Reporter: Wilfridus Setu Embu

Sumber: Merdeka.com

 

 Saksikan Video Pilihan di Bawah Ini:

 

2 dari 2 halaman

Meski Menguat, Rupiah Masih di Kisaran 14.000 per Dolar AS

Sebelumnya, nilai tukar rupiah terhadap dolar Amerika Serikat (AS) bergerak menguat pada perdagangan Jumat pagi ini. Namun, nilai tukar rupiah masih berada di kisaran 14.000 per dolar AS.

Mengutip Bloomberg, Jumat, 11 Mei 2018, rupiah dibuka di angka 14.028 per dolar AS, menguat jika dibandingkan dengan penutupan perdagangan sebelumnya yang ada di angka 14.084 per dolar AS.

Sejak pagi hingga siang hari ini, rupiah bergerak di kisaran 14.023 per dolar AS hingga 14.060 per dolar AS. Jika dihitung dari awal tahun, rupiah mengalami pelemahan 3,73 persen.

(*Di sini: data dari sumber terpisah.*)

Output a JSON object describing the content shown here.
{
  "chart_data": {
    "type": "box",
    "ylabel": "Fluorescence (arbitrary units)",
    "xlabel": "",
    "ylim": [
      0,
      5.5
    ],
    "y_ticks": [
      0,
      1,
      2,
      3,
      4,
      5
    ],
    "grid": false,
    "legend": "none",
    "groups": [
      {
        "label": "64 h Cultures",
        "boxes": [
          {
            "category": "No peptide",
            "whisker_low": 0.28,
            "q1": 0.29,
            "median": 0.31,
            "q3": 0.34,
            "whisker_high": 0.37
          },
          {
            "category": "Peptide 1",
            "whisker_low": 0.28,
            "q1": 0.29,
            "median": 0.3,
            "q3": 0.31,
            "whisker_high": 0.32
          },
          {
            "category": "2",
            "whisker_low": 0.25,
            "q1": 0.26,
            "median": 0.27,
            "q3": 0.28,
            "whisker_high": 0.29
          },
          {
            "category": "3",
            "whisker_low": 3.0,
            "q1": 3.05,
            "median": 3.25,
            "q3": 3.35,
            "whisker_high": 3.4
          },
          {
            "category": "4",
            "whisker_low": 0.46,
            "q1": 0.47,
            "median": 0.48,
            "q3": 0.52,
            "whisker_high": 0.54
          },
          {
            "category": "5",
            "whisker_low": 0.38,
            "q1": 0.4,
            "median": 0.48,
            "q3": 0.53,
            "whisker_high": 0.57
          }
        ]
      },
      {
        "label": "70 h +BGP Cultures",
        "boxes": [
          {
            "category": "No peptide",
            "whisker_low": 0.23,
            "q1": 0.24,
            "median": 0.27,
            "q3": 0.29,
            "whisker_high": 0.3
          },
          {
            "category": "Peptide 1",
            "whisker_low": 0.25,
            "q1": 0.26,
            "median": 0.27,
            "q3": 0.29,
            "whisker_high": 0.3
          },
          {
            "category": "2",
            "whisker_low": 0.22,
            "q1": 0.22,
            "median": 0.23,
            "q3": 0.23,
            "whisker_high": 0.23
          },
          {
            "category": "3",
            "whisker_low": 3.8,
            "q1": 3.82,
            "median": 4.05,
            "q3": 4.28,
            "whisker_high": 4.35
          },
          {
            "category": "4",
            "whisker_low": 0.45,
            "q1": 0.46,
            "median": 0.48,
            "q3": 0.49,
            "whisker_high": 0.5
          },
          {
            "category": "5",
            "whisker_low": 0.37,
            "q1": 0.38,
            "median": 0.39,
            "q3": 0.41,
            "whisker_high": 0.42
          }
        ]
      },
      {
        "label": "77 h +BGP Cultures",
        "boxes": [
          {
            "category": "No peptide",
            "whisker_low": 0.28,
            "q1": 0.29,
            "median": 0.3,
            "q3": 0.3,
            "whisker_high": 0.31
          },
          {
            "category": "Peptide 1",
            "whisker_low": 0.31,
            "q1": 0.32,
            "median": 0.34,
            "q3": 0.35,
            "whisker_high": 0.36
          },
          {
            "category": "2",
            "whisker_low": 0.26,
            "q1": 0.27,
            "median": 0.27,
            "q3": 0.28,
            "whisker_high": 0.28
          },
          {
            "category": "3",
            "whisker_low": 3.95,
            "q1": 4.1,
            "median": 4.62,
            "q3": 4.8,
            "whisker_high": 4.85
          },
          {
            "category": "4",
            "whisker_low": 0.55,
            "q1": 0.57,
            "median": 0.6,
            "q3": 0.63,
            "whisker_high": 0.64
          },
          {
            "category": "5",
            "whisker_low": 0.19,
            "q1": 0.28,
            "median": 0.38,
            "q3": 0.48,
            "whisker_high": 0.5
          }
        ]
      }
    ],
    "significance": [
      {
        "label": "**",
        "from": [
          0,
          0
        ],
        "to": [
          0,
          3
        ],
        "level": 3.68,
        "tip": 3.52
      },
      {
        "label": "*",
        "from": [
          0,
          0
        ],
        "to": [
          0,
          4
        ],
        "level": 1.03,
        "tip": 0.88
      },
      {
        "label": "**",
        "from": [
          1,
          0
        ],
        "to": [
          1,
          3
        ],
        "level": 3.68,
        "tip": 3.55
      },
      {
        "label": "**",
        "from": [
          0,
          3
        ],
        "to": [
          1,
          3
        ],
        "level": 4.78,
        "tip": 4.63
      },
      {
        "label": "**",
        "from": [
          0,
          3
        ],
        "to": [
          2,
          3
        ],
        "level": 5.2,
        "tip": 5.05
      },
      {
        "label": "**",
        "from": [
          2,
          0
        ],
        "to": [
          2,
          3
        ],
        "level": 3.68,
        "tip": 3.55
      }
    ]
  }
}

Sedangkan berdasarkan Kurs Referensi Jakarta Interbank Spot Dollar Rate (Jisdor) Bank Indonesia (BI), rupiah dipatok di angka 14.048 per dolar AS, menguat jika dibandingkan dengan patokan pada tanggal 9 Mei 2018 yang ada di angka 14.074 per dolar AS.

Research Analyst FXTM Lukman Otunuga menjelaskan, mata uang negara berkembang memang terus terpukul karena adanya apresiasi dari dolar AS. Risiko geopolitik yang terus menguat membuat dolar AS mengalami penguatan.

Pada pekan ini, rupiah sempat menyentuh ke level terendah sejak Desember 2015 yaitu di 14.085 per dolar AS walaupun Bank Indonesia telah mengintervensi untuk mempertahankan rupiah.

"Rupiah masih berisiko semakin turun, terutama karena dolar AS diperkirakan dapat terus menguat didukung oleh ekspektasi kenaikan suku bunga AS," ujar dia.

Pelaku pasar akan terus mengamati bagaimana nilai tukar rupiah bereaksi di atas level psikologis aitu 14.000 per dolar AS.